Not a lot to say
We haven’t said much about Gaza because there’s really not much to say. It’s Groundhog Day again. Charles Krauthammer summarizes the situation:
Israel is so scrupulous about civilian life that, risking the element of surprise, it contacts enemy noncombatants in advance to warn them of approaching danger. Hamas, which started this conflict with unrelenting rocket and mortar attacks on unarmed Israelis — 6,464 launched from Gaza in the past three years — deliberately places its weapons in and near the homes of its own people…Israel has but a single objective in Gaza — peace: the calm, open, normal relations it offered Gaza when it withdrew in 2005. Doing something never done by the Turkish, British, Egyptian and Jordanian rulers of Palestine, the Israelis gave the Palestinians their first sovereign territory ever in Gaza….

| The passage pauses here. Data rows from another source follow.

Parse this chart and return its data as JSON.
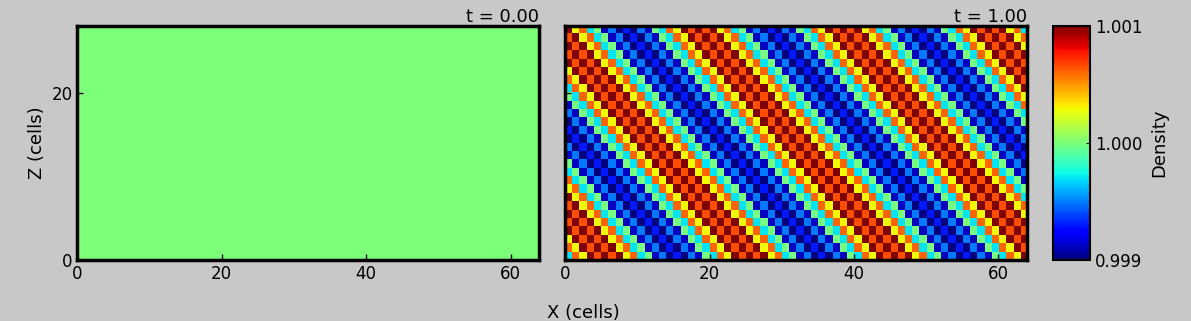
{
  "nx": 64,
  "nz": 28,
  "vmin": 0.999,
  "vmax": 1.001,
  "t_initial": 0.0,
  "t_final": 1.0,
  "xlabel": "X (cells)",
  "ylabel": "Z (cells)",
  "colorbar_label": "Density",
  "title_fontsize": 13,
  "label_fontsize": 13,
  "tick_fontsize": 12,
  "colorbar_tick_fontsize": 12,
  "xlim": [
    0,
    64
  ],
  "zlim": [
    0,
    28
  ],
  "xticks": [
    0,
    20,
    40,
    60
  ],
  "zticks": [
    0,
    20
  ],
  "figsize": [
    11.91,
    3.21
  ],
  "dpi": 100,
  "period": 20.0,
  "amplitude": 0.001,
  "noise_amplitude": 0.0003,
  "fig_facecolor": "#c8c8c8",
  "ax_facecolor": "#000000",
  "spine_linewidth": 2.5
}
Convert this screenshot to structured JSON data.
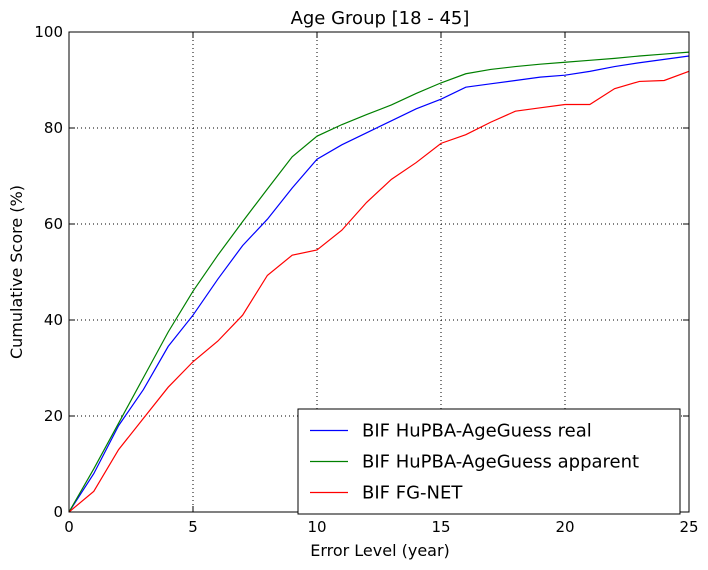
{
  "chart_data": {
    "type": "line",
    "title": "Age Group [18 - 45]",
    "xlabel": "Error Level (year)",
    "ylabel": "Cumulative Score (%)",
    "xlim": [
      0,
      25
    ],
    "ylim": [
      0,
      100
    ],
    "xticks": [
      0,
      5,
      10,
      15,
      20,
      25
    ],
    "yticks": [
      0,
      20,
      40,
      60,
      80,
      100
    ],
    "grid": true,
    "legend_position": "lower-right",
    "x": [
      0,
      1,
      2,
      3,
      4,
      5,
      6,
      7,
      8,
      9,
      10,
      11,
      12,
      13,
      14,
      15,
      16,
      17,
      18,
      19,
      20,
      21,
      22,
      23,
      24,
      25
    ],
    "series": [
      {
        "name": "BIF HuPBA-AgeGuess real",
        "color": "#0000ff",
        "values": [
          0,
          8,
          18,
          25.5,
          34.5,
          41,
          48.5,
          55.5,
          61,
          67.5,
          73.5,
          76.5,
          79,
          81.5,
          84,
          86,
          88.5,
          89.2,
          89.9,
          90.6,
          91,
          91.8,
          92.8,
          93.6,
          94.3,
          95
        ]
      },
      {
        "name": "BIF HuPBA-AgeGuess apparent",
        "color": "#008000",
        "values": [
          0,
          9,
          18.5,
          28,
          37.5,
          46,
          53.5,
          60.5,
          67.3,
          74,
          78.3,
          80.7,
          82.8,
          84.8,
          87.2,
          89.4,
          91.3,
          92.2,
          92.8,
          93.3,
          93.7,
          94.1,
          94.5,
          95,
          95.4,
          95.8
        ]
      },
      {
        "name": "BIF FG-NET",
        "color": "#ff0000",
        "values": [
          0,
          4.3,
          13,
          19.5,
          26,
          31.3,
          35.6,
          41,
          49.3,
          53.5,
          54.6,
          58.7,
          64.5,
          69.3,
          72.8,
          76.8,
          78.6,
          81.2,
          83.5,
          84.2,
          84.9,
          84.9,
          88.2,
          89.7,
          89.9,
          91.8
        ]
      }
    ]
  }
}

There’s only one grievance and Hamas is open about it. Israel’s very existence. Nor does Hamas conceal its strategy. Provoke conflict. Wait for the inevitable civilian casualties. Bring down the world’s opprobrium on Israel. Force it into an untenable cease-fire — exactly as happened in Lebanon. Then, as in Lebanon, rearm, rebuild and mobilize for the next round. Perpetual war. Since its raison d’etre is the eradication of Israel, there are only two possible outcomes: the defeat of Hamas or the extinction of Israel.
It is hard to envision any happy ending to the war of which these are only the latest skirmishes. It is, on the other hand, relatively easy to imagine cataclysms not too far in the future. This clever example of religious apologetics by Tariq Ramadan, with its implication (at least to us) that Israel should ultimately cease to exist, shows the depth and intractability of the problem. (BTW, the “proportionality” issue is so tiresome and intellectually barren that it is a wonder it still lives.)

January 3rd, 2009 at 12:58 pm
What is proportionality toward someone who means your extermination? Israel, to its credit and peril, is not proportional in its response.